The term ‘estate’ accounts for an individual’s personal and financial belongings. Moreover, they ensure that everything happens as they wish in a legal and structurally sound manner, including their insurance, car, house, and investment. Therefore, you should entrust this to your loved ones. An estate plan involves you and your family, your executor, and sometimes an organization or institution. Moreover, a lawyer or an advocate can answer questions about taxes, asset titles, and estate management. Now, let us discuss the estate planning process.
Estate planning process
The Estate Planning process will involve nine steps –
- Create a will
- Health directives
- Power of attorney for financial decision making
- Consider life insurance
- Choosing a beneficiary
- Protecting children’s rights over the asset
- Understanding estate taxes
- Taking care of the funeral expenses
- Storing your documents properly
So, let’s dive deep into estate planning and understand every nine steps.
Create a will
A will is a document that contains an individual’s wishes regarding his assets and property, and thus it also describes the guardianship of any minor in the family.
It’s better to decide when you can or can. In case of an individual’s critical health, guidelines should note down. The power of attorney will choose who will handle the health decision and become the signing authority of the individual.
Power of attorney for financial decision-making
It is the most important decision to make an individual or an organization your signing authority regarding all your assets and property and assigned as a trusted individual.
Consider life insurance as the estate planning process.
If you have children or a house or owe a large debt or estate tax, then the estate planning process will consider life insurance.
Choosing a beneficiary
After the demise of an individual, the beneficiary automatically receives the authority to access the bank account and the retirement plans.
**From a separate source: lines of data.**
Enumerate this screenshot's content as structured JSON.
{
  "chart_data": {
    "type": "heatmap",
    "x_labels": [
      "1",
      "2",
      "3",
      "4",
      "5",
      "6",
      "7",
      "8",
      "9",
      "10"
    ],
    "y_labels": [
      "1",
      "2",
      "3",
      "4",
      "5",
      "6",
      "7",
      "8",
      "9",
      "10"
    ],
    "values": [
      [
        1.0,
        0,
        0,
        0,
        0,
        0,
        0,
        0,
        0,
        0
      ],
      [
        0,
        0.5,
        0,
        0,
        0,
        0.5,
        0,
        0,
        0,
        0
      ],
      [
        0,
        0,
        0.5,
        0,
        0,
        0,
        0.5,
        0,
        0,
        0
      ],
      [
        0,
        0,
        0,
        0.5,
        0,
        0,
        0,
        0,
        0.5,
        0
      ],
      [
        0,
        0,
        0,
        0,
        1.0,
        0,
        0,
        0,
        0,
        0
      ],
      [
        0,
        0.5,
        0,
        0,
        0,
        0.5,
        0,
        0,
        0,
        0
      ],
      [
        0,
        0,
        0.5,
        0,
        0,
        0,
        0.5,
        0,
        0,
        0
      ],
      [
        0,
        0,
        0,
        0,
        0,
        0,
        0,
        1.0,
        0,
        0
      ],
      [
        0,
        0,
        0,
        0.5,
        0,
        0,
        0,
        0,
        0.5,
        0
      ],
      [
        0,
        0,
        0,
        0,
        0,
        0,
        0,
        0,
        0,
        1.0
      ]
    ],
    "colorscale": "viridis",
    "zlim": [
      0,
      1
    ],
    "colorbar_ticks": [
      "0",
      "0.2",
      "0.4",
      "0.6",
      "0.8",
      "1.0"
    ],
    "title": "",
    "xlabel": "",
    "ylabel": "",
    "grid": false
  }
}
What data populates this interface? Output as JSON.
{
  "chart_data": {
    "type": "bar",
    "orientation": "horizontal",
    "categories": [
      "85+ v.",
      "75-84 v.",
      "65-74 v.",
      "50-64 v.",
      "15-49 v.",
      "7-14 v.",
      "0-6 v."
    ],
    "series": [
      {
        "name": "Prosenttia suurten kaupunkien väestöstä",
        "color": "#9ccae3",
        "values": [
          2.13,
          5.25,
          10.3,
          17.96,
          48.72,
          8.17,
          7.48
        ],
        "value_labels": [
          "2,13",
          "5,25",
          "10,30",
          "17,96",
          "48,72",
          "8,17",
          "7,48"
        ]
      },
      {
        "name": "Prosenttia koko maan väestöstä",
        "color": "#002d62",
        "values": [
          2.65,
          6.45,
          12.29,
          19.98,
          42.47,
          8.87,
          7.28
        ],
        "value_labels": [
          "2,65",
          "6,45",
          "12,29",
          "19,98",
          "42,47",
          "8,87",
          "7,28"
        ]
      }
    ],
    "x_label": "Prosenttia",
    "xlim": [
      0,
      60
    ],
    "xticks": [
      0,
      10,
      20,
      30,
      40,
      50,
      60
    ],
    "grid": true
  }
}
Moreover, it helps to avoid the probate process.
Protecting children’s rights over assets –
You can choose a trusted individual to protect and manage your assets until the minor assumes authority.
Understanding estate taxes
Estate taxes should be calculated, or have an advocate or lawyer do it for you.
Taking care of your funeral expense
Instead of prepaying your funeral expenses, you can opt for an account in the bank that is payable at death and submit funds to cover the funeral and related expenses.
Storing your documents properly.
Your chosen advocate or lawyer will need access to various documents, which are supposed to be stored properly.
Important points regarding the estate planning process
- It might not be as expensive as you think, but it might be profitable to you.
- No estate planning might be a bad idea-
- In critical health conditions, when you cannot make decisions, the court appointee will become the signing authority. Your family will lose control over all assets and property; thus, the court’s directive regarding guardianship and conservatorship will be followed. Moreover, even after recovery and regaining control over your assets would be difficult.
- In case of death, the asset would be divided upon the law prevailing in that state where only the spouse will receive one portion of the asset, which is not enough to survive. Therefore, in the case of minors, guardianship will be decided by the court and remain a secret.
- Planning your children’s future and securing their educational or other needs.
- Minimizing your expenses and avoiding strain or delay regarding your assets.
- Choosing a beneficiary for your financial rights.
- Important elements in estate planning
- Probate Avoidance
- Provisions for beneficiary
- Mediating and conciliation
One should get complete knowledge of estate planning from an estate planning professional to create a will or trust and have the wishes known.
There is an update of a will annually, and the principal can add or change the will anytime when living and functioning. Estate planning has many myths, but one must consult either an estate planning professional, advocate, or lawyer to get a better and deeper understanding of it.